Vaccinations and medications
There are no vaccinations required for travelers to Cuba, however, according to the Center for Disease Control’s website, its recommended to have typhoid and Hepatitis A vaccines. For anyone with serious health conditions, a visit to your physician is recommended prior to your trip.
Be sure to bring all of your prescription medications with you to Cuba, as well as any over-the- counter medications that you may need. This isn’t a country where you can run to the nearest CVS or Walgreens for some ibuprofen.
One of the most common illnesses for travelers in any country is upset stomach and diarrhea. The food and water in any foreign destination will be different from what we are used to at home, and this can lead to problems. During my recent trip to Cuba, several of my companions had variations of stomach related ailments. I recommend traveling with immodium and at least one other stomach medication like Pepto Bismol.
Since most visitors arrive in the capital, let me start with getting around Havana.
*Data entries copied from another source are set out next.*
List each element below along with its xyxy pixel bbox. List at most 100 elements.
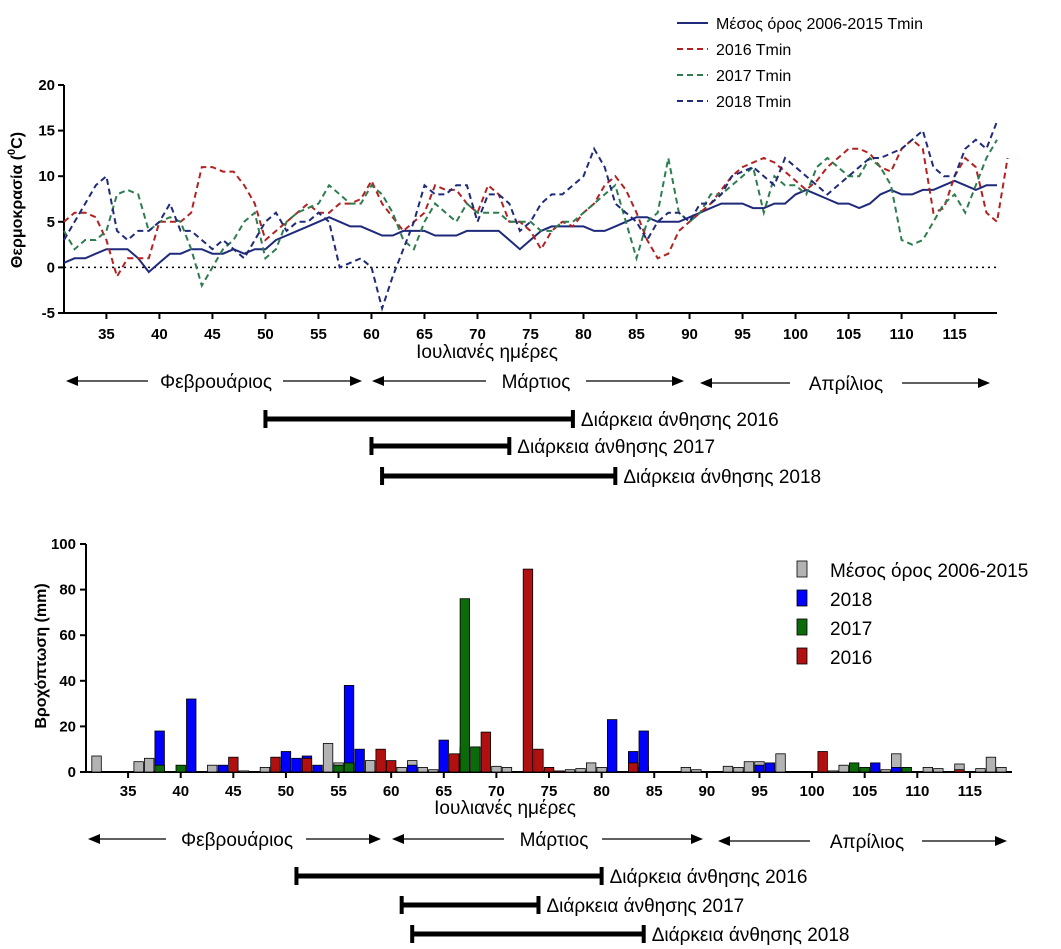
precipitation-x-tick-label: 90 <box>698 783 715 800</box>
temperature-legend-label-2: 2017 Tmin <box>716 68 791 85</box>
month-label-march-bottom: Μάρτιος <box>520 830 589 851</box>
precipitation-bar-s1-6 <box>312 764 323 773</box>
precipitation-bar-s3-6 <box>480 731 492 773</box>
temperature-legend: Μέσος όρος 2006-2015 Tmin 2016 Tmin 2017 T… <box>677 16 923 111</box>
bloom-label-bottom-2: Διάρκεια άνθησης 2018 <box>652 925 850 946</box>
precipitation-bar-s0-39 <box>985 756 997 773</box>
precipitation-bar-s3-8 <box>533 748 544 773</box>
precipitation-x-tick-label: 65 <box>435 783 452 800</box>
precipitation-bar-s0-4 <box>238 770 250 773</box>
temperature-y-tick-label: 5 <box>47 214 55 231</box>
precipitation-bar-s2-8 <box>901 767 912 773</box>
temperature-y-axis-label: Θερμοκρασία (0C) <box>6 132 26 268</box>
temperature-y-tick-label: 20 <box>38 77 55 94</box>
month-arrow-february-top: Φεβρουάριος <box>66 372 362 393</box>
precipitation-x-tick-label: 70 <box>488 783 505 800</box>
precipitation-bar-s3-12 <box>817 751 828 773</box>
precipitation-bar-s0-9 <box>364 760 376 773</box>
temperature-x-tick-label: 95 <box>734 326 751 343</box>
precipitation-legend-label-1: 2018 <box>830 590 872 611</box>
temperature-series-line-0 <box>63 179 997 274</box>
precipitation-bar-s0-5 <box>259 767 271 773</box>
temperature-x-tick-label: 35 <box>98 326 115 343</box>
precipitation-legend: Μέσος όρος 2006-2015 2018 2017 2016 <box>796 560 1028 669</box>
temperature-x-tick-label: 55 <box>310 326 327 343</box>
temperature-series <box>63 121 1009 312</box>
precipitation-bar-s1-9 <box>407 764 418 773</box>
precipitation-bar-s0-7 <box>322 743 334 773</box>
precipitation-x-tick-label: 115 <box>958 783 982 800</box>
temperature-y-tick-label: 0 <box>47 259 55 276</box>
temperature-legend-label-1: 2016 Tmin <box>716 42 791 59</box>
precipitation-bar-s0-29 <box>775 753 786 773</box>
precipitation-bar-s0-40 <box>996 767 1007 773</box>
precipitation-bar-s0-27 <box>743 761 755 773</box>
precipitation-bar-s3-4 <box>385 760 397 773</box>
precipitation-bar-s3-7 <box>522 568 534 773</box>
precipitation-bar-s1-2 <box>217 764 229 773</box>
precipitation-bar-s0-30 <box>828 770 839 773</box>
month-label-april-bottom: Απρίλιος <box>830 832 904 853</box>
temperature-x-tick-label: 65 <box>416 326 433 343</box>
precipitation-y-tick-label: 20 <box>59 718 76 735</box>
precipitation-bar-s0-16 <box>501 767 513 773</box>
precipitation-bar-s1-16 <box>754 764 765 773</box>
precipitation-y-tick-label: 80 <box>59 582 76 599</box>
precipitation-bar-s2-1 <box>175 764 186 773</box>
bloom-bars-bottom: Διάρκεια άνθησης 2016 Διάρκεια άνθησης 20… <box>294 867 850 946</box>
precipitation-bar-s0-10 <box>396 767 407 773</box>
precipitation-bar-s0-15 <box>491 765 502 773</box>
precipitation-bar-s3-9 <box>543 767 555 773</box>
precipitation-bar-s3-10 <box>554 770 565 773</box>
temperature-x-tick-label: 85 <box>628 326 645 343</box>
precipitation-y-axis-label: Βροχόπτωση (mm) <box>33 583 50 728</box>
precipitation-x-tick-label: 100 <box>800 783 825 800</box>
precipitation-bar-s1-13 <box>607 719 618 773</box>
precipitation-bar-s0-33 <box>880 769 891 773</box>
precipitation-bar-s1-18 <box>870 762 881 773</box>
precipitation-y-tick-label: 60 <box>59 627 76 644</box>
temperature-x-axis-label: Ιουλιανές ημέρες <box>416 342 558 363</box>
bloom-label-top-2: Διάρκεια άνθησης 2018 <box>623 467 821 488</box>
precipitation-x-tick-label: 60 <box>383 783 400 800</box>
month-label-february-bottom: Φεβρουάριος <box>181 830 293 851</box>
temperature-x-tick-label: 110 <box>889 326 913 343</box>
temperature-chart: -5 0 5 10 15 20 35 40 45 50 55 60 65 70 75 80 85 90 95 100 1… <box>6 16 1009 363</box>
precipitation-bar-s2-6 <box>849 762 860 773</box>
precipitation-bar-s0-18 <box>564 769 576 773</box>
precipitation-x-tick-label: 105 <box>852 783 877 800</box>
month-arrow-april-top: Απρίλιος <box>700 374 990 395</box>
temperature-x-tick-label: 50 <box>257 326 274 343</box>
precipitation-x-tick-label: 55 <box>330 783 347 800</box>
month-label-march-top: Μάρτιος <box>502 372 571 393</box>
temperature-axes: -5 0 5 10 15 20 35 40 45 50 55 60 65 70 75 80 85 90 95 100 1… <box>38 77 997 343</box>
precipitation-x-tick-label: 45 <box>225 783 242 800</box>
precipitation-bar-s1-4 <box>291 757 302 773</box>
precipitation-bar-s1-19 <box>891 767 902 773</box>
precipitation-bar-s3-0 <box>228 756 239 773</box>
precipitation-x-tick-label: 95 <box>751 783 768 800</box>
precipitation-bar-s0-0 <box>91 755 102 773</box>
precipitation-x-tick-label: 40 <box>172 783 189 800</box>
precipitation-bar-s0-20 <box>586 762 597 773</box>
precipitation-bar-s0-23 <box>680 767 691 773</box>
precipitation-bar-s0-26 <box>733 767 744 773</box>
precipitation-x-tick-label: 85 <box>646 783 663 800</box>
bloom-label-top-0: Διάρκεια άνθησης 2016 <box>581 410 779 431</box>
precipitation-bar-s0-1 <box>133 761 144 773</box>
precipitation-x-tick-label: 35 <box>120 783 137 800</box>
precipitation-bar-s3-11 <box>628 762 639 773</box>
precipitation-bar-s0-25 <box>722 765 734 773</box>
precipitation-x-axis-label: Ιουλιανές ημέρες <box>434 798 576 819</box>
precipitation-bar-s3-13 <box>954 769 965 773</box>
precipitation-bar-s3-2 <box>301 757 313 773</box>
precipitation-x-tick-label: 75 <box>541 783 558 800</box>
bloom-label-bottom-1: Διάρκεια άνθησης 2017 <box>546 896 744 917</box>
precipitation-chart: 0 20 40 60 80 100 35 40 45 50 55 60 65 70 75 80 85 90 95 10… <box>33 536 1028 819</box>
bloom-label-bottom-0: Διάρκεια άνθησης 2016 <box>610 867 808 888</box>
precipitation-bar-s0-21 <box>596 767 607 773</box>
temperature-x-tick-label: 40 <box>151 326 168 343</box>
precipitation-bar-s3-5 <box>449 753 460 773</box>
precipitation-bar-s1-1 <box>186 698 197 773</box>
temperature-y-tick-label: 15 <box>38 123 55 140</box>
There are plenty of taxis available in Havana, but the term “taxi” may mean a variety of things. First, there are the classic yellow taxis which are state run. However, many people also operate taxis with their personal cars and therefore may be any color or condition. Sometimes these are restored classic cars, but others time they are just really old cars. Yellow Coco Taxis (small, round vehicles that look a bit like coconuts) are also an option. Technically the state run taxis are metered, but we found that it’s always wise to negotiate the fare prior to entering any vehicle. Taxi drivers in Cuba do not expect tips.
A few cautions about taxis in Havana. If you don’t speak Spanish, you may need someone’s help describing the destination to the driver. This might be a Casa host, restaurant host, or just a friendly, English speaking local. If your destination is not a typical tourist site, also ask for assistance providing directions to the driver. Cuban taxi drivers are at a disadvantage without GPS.
Finally, let me warn you about the condition of some of the privately owned taxis. Some are pretty old, and poorly maintained. I personally preferred the state owned ones whenever possible.
Options for traveling to other parts of Cuba include flying, buses or transport by private car.
The bus company available to tourists is called Viazul. These buses offer air conditioning, are typically clean and can be reserved in advance. In fact advanced reservations are highly recommended since this bus line is popular with visitors. The prices are based on length of the journey, but are definitely reasonable.
If your time in Cuba is short, or a long bus ride isn’t for you, flights are available to eleven regional airports.
Private car service between cities in Cuba can be arranged in advance, or booked with the help of your hotel or Casa host. This is a nice option if you’d like to enjoy stops of your choosing along the way. Just a caution; sometimes these cars do break down which can make the journey last longer than expected. When traveling in Cuba, remain flexible.
Travel to Cuba
The American government has made recent changes to its Cuban policies, but don’t let this scare you. Most of these changes don’t impact travelers, and the ones that do are intended to increase the money going directly to locals. Trips to Cuba are still very much possible, and the local people are eager to show you their beautiful country!